Accumulating evidences have revealed that dysregulated microRNAs (miRNAs) involve in the tumorigenesis, progression and even lead to poor prognosis of various carcinomas, including breast cancer. MiRNA-106b-5p (miR-106b) and miRNA-93-5p (miR-93) levels were confirmed to be significantly upregulated in breast cancer clinical samples (n=36) and metastatic cell line (MDA-MB-231) compared with those in the paired adjacent tissues and normal breast epithelial cell line (MCF-10A). Moreover, further research stated that the capability of migration, invasion and proliferation changed along with the altered expression of miR-106b and miR-93 in breast cancer.

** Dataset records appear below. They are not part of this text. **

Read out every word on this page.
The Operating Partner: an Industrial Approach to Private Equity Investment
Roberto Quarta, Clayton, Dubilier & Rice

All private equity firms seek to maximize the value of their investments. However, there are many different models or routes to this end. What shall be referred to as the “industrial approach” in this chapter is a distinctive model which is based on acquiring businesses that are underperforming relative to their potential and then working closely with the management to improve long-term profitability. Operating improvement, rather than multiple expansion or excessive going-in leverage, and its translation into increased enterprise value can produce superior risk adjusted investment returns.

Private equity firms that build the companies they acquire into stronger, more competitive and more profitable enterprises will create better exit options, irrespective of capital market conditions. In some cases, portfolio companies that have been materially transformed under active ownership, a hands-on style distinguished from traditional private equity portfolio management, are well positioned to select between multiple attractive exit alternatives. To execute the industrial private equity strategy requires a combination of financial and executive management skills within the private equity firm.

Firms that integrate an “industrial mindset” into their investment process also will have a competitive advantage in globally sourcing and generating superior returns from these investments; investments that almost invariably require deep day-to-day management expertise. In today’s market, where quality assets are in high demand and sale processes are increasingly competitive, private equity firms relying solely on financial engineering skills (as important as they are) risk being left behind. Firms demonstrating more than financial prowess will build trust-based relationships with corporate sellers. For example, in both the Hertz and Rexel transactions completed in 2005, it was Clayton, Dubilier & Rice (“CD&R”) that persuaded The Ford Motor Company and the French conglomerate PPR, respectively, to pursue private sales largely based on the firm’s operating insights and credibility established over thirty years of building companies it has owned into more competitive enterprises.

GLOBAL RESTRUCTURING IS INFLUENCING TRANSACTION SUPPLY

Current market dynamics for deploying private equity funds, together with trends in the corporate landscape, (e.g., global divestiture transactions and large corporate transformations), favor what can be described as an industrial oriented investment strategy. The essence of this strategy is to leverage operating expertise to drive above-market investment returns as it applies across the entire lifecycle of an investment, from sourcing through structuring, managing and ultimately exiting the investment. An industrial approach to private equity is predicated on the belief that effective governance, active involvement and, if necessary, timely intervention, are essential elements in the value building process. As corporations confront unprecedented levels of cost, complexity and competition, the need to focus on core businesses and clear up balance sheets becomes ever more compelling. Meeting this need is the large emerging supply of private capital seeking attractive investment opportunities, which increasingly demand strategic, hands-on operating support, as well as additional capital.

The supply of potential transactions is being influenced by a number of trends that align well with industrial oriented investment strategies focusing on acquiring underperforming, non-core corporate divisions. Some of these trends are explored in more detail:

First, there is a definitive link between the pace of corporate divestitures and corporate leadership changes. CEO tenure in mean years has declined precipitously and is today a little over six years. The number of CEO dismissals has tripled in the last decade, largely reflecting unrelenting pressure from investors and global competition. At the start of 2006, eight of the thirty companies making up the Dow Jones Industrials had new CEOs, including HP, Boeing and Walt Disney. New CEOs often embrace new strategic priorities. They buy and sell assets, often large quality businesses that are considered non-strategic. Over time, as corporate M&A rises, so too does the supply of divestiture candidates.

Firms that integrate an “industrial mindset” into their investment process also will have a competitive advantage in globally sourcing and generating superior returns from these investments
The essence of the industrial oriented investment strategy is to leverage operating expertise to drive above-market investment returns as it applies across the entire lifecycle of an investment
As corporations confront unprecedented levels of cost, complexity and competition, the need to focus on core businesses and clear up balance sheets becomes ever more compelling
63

PTEN, the tumor-suppressor gene, was discovered to be reduced in breast cancer tissues or MDA-MB-231 cells with high levels of miR-106b and miR-93, which were inversely expressed in PTEN overexpression tissues or cells. Based on the investigation, miR-106b and miR-93 induced the migration, invasion and proliferation and simultaneously enhanced the activity of phosphatidylinositol-3 kinase (PI3K)/Akt pathway of MCF-7 cells, which could be blocked by upregulation of PTEN. Furthermore, suppression of PTEN reversed the function induced by anti-miR-106b and anti-miR-93 in MDA-MB-231 cells, indicating that PTEN was directly targeted by these miRNAs and acted as the potential therapeutic target for breast cancer therapy. In short, reductive PTEN mediated by miR-106b and miR-93 promoted cell progression through PI3K/Akt pathway in breast cancer.